デイトレでも、スイングでも、中長期でもなんでもいいのですが、利益を出す投資、他の投資家が価値が上がるはずだと今後判断する株を買うことに対して自分のスタンスで臨むべきかなと改めて思いました。個別株投資にも今のところは隙間があると思いますし、投資が好きなので今のところは個別株に投資したいと思います。AIが発達し、人間ではかなわなくなったらインデックス派に乗り換えることにしています。

 

株式市場は合理的であり、市場平均に勝ち続けるのは困難である。だからインデックスに投資し、余計な手数料を払わず、マーケット平均に投資すべきだという理論もあります。
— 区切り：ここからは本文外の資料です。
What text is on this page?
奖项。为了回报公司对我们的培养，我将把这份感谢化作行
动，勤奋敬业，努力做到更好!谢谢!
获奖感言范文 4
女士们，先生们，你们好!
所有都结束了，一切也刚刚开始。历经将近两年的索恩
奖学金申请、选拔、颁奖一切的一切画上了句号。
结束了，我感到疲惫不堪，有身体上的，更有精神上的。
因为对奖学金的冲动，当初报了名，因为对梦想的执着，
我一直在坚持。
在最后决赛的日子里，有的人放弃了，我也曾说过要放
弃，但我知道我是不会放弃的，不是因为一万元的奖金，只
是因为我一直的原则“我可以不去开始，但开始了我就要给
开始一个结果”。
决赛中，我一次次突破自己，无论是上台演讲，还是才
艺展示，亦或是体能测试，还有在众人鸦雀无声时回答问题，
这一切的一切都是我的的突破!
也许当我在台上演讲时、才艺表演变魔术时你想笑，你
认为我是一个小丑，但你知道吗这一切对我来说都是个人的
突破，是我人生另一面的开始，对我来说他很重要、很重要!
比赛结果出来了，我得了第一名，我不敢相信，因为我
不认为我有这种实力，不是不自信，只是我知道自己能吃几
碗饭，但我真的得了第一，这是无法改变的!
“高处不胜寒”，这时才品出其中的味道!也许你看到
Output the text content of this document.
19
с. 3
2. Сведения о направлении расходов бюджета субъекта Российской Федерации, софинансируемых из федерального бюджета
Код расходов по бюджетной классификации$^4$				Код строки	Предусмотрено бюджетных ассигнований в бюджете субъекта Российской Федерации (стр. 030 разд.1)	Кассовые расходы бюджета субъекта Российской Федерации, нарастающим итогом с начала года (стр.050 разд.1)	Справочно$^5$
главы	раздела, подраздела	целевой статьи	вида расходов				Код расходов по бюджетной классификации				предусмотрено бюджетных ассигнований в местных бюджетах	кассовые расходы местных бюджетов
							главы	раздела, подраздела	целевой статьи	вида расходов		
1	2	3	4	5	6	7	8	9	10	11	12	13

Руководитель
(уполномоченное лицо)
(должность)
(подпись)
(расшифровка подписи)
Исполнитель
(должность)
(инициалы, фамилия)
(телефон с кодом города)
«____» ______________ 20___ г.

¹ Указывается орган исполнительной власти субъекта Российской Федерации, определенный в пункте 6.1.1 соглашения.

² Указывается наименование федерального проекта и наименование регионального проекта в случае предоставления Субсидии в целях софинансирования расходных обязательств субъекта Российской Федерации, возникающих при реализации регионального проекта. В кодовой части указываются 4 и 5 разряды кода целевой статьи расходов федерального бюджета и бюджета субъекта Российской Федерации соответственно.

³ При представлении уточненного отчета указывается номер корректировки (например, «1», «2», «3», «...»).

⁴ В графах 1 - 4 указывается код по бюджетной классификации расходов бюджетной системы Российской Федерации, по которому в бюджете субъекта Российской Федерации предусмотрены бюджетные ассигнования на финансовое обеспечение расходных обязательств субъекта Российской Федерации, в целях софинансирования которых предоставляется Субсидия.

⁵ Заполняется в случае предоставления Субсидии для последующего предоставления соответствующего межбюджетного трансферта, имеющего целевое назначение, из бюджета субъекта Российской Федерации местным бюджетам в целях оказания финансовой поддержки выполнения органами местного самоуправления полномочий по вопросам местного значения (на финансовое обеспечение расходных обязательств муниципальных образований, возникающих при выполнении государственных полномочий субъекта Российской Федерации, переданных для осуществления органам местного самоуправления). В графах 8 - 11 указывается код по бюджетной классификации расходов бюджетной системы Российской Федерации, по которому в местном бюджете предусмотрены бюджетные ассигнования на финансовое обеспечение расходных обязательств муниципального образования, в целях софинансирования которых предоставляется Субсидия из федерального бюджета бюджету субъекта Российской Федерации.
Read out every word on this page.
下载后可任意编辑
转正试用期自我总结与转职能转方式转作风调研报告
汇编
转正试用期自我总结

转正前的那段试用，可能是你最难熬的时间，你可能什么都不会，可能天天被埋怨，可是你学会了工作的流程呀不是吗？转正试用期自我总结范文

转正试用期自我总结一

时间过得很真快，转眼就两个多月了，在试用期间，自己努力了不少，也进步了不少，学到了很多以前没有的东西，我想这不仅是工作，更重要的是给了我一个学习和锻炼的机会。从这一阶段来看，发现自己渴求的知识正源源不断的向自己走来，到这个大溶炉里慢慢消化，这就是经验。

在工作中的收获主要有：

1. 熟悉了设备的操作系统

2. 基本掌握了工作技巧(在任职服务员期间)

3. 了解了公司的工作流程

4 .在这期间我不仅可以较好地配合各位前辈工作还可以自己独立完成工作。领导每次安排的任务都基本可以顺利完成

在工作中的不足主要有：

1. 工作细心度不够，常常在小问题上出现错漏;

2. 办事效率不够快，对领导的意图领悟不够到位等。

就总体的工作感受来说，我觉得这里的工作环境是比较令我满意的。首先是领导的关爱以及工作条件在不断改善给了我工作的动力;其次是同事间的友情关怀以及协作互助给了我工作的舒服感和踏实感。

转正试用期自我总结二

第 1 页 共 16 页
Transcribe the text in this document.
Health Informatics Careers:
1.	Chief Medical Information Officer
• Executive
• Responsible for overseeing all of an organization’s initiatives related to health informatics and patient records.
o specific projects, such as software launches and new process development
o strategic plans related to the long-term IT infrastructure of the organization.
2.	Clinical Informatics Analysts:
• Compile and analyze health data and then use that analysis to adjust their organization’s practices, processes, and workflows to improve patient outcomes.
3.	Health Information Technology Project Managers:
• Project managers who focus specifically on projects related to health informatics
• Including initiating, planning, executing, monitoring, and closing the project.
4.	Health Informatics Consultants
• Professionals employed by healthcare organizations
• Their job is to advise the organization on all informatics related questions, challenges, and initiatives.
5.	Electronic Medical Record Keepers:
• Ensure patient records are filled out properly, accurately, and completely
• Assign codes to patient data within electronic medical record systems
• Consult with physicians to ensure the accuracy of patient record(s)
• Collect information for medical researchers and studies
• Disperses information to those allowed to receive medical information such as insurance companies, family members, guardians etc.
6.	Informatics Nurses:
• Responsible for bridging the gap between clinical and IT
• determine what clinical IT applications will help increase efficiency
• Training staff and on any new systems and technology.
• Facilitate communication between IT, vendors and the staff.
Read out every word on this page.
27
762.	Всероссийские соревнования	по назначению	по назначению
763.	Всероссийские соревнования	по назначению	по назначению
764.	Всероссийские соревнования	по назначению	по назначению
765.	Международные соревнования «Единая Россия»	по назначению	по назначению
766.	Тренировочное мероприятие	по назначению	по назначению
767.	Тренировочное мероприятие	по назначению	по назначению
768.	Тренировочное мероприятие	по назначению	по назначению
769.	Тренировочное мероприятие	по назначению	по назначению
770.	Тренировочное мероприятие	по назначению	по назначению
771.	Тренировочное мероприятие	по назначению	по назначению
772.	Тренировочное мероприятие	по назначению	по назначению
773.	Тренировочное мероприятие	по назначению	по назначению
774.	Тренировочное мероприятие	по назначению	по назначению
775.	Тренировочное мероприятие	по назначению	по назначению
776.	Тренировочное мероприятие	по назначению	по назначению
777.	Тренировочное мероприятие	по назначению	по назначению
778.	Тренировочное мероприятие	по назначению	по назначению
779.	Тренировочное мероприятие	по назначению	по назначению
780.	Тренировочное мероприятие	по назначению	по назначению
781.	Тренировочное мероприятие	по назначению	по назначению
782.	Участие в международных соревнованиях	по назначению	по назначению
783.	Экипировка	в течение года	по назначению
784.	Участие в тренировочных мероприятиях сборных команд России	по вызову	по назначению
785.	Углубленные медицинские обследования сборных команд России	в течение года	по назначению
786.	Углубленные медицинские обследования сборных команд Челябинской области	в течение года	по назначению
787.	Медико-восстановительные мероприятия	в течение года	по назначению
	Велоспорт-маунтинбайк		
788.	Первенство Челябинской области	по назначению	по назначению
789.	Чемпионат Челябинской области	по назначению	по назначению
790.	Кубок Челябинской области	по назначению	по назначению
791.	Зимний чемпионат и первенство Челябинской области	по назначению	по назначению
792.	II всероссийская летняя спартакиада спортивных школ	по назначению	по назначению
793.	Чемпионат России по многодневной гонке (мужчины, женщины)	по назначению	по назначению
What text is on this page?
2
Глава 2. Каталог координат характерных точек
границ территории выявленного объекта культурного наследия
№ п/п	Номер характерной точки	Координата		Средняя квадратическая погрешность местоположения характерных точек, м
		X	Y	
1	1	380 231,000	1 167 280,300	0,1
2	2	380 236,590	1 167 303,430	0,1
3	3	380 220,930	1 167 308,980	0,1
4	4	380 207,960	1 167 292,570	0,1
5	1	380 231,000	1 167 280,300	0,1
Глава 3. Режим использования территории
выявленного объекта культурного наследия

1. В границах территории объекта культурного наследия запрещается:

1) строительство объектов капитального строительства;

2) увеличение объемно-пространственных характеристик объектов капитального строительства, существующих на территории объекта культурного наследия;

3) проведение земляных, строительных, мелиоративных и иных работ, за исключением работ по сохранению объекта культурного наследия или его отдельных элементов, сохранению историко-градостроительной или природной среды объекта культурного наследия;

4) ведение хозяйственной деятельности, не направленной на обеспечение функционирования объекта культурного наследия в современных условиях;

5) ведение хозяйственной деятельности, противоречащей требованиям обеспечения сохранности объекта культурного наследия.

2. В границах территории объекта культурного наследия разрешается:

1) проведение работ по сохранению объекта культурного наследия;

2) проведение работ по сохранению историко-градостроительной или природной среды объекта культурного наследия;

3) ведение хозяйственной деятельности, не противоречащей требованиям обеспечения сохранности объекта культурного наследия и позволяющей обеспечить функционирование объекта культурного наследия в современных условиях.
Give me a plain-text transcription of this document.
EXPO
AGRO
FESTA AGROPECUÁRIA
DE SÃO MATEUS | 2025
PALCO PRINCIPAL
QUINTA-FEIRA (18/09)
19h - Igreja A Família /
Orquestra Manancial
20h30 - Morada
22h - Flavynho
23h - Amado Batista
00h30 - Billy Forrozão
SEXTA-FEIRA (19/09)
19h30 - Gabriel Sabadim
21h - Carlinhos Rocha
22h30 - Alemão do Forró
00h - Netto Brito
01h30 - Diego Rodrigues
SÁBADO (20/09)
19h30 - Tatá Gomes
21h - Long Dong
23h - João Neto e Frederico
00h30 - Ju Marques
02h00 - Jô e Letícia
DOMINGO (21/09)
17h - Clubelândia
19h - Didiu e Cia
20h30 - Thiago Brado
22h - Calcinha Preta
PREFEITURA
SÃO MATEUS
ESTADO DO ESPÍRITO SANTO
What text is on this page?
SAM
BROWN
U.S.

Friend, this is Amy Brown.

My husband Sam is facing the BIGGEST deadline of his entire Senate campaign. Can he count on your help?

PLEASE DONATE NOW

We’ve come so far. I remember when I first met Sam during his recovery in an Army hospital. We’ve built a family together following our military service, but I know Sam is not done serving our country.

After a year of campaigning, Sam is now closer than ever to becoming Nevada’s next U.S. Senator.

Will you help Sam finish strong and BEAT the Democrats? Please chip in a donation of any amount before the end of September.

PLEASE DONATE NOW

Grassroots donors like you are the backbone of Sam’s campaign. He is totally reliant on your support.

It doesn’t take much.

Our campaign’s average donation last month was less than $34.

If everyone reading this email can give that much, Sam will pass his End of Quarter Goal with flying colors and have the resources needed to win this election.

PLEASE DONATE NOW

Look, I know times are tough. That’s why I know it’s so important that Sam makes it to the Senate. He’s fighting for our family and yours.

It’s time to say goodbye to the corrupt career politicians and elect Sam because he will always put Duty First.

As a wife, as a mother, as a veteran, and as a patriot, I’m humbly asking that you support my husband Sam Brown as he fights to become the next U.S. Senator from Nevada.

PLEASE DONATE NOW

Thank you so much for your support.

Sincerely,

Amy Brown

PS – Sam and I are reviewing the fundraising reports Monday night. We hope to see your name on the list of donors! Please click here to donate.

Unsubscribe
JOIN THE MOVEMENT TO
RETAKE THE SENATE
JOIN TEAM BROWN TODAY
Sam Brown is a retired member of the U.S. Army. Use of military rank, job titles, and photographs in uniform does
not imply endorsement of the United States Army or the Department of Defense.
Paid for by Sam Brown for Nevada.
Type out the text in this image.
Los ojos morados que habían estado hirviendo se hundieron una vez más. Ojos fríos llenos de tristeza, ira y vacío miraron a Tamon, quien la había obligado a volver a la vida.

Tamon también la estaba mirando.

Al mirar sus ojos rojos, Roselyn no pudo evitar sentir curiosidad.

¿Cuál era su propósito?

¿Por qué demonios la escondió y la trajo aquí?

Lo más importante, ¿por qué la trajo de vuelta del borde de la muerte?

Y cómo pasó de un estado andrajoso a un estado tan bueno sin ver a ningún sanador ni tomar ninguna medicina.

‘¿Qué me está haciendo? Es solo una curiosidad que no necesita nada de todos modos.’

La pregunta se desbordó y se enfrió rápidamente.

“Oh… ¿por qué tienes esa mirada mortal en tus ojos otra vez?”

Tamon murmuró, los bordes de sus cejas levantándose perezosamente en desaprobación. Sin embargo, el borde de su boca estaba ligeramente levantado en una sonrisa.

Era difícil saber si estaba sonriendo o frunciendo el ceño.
ジェレミーシーゲルは尊敬していますし、現に、アクティブ系のファンドのほとんどは、パッシブのETFに勝つことができません。

 

そういった意味では、インデックス投資は正解だと思ってますし、投資に費やす時間がない人にとってはインデックス投資ほど心強いものはないと思います。

 

 

 

 

もう1点だけ語りたいところがあります。

 

22章の株式市場は過剰反応を起こすという中で、楽観は楽観しすぎるし、悲観は極端に悲観になる人間の心理のことを述べています。グロース株は先行きに明るい見通しを立てがちで、一方、誰も注目していない株は悲観的なシナリオの株価となっているということです。

 

私自身が、割安な株(例えばPERが低い銘柄)を好んで買うのは、あまり期待されていないので、ちょっとした良い材料が出ると、意外な上昇を見せるからです。ただ時間軸だけは気にするようにしていて、3ヵ月後や6ヵ月後の決算などで良い変化がみられそうかどうかは気にしながら投資しています。

 

10年以上投資をやってきて、暴落もあまり気にならなくなりました。逆に暴落時は投資のチャンスと思っていますが、根底にはこの本にあるように投資が心理に与える影響が大きいというのを理解している(しているつもり)からです。

 

行動経済学は面白いと思いますし、こういった本を一通り読んでおくと経営でも投資でも幅が広がると思います。良書なんですが読むのに少し時間がかかりました。本日はゆっくり眠れそうです。それでは!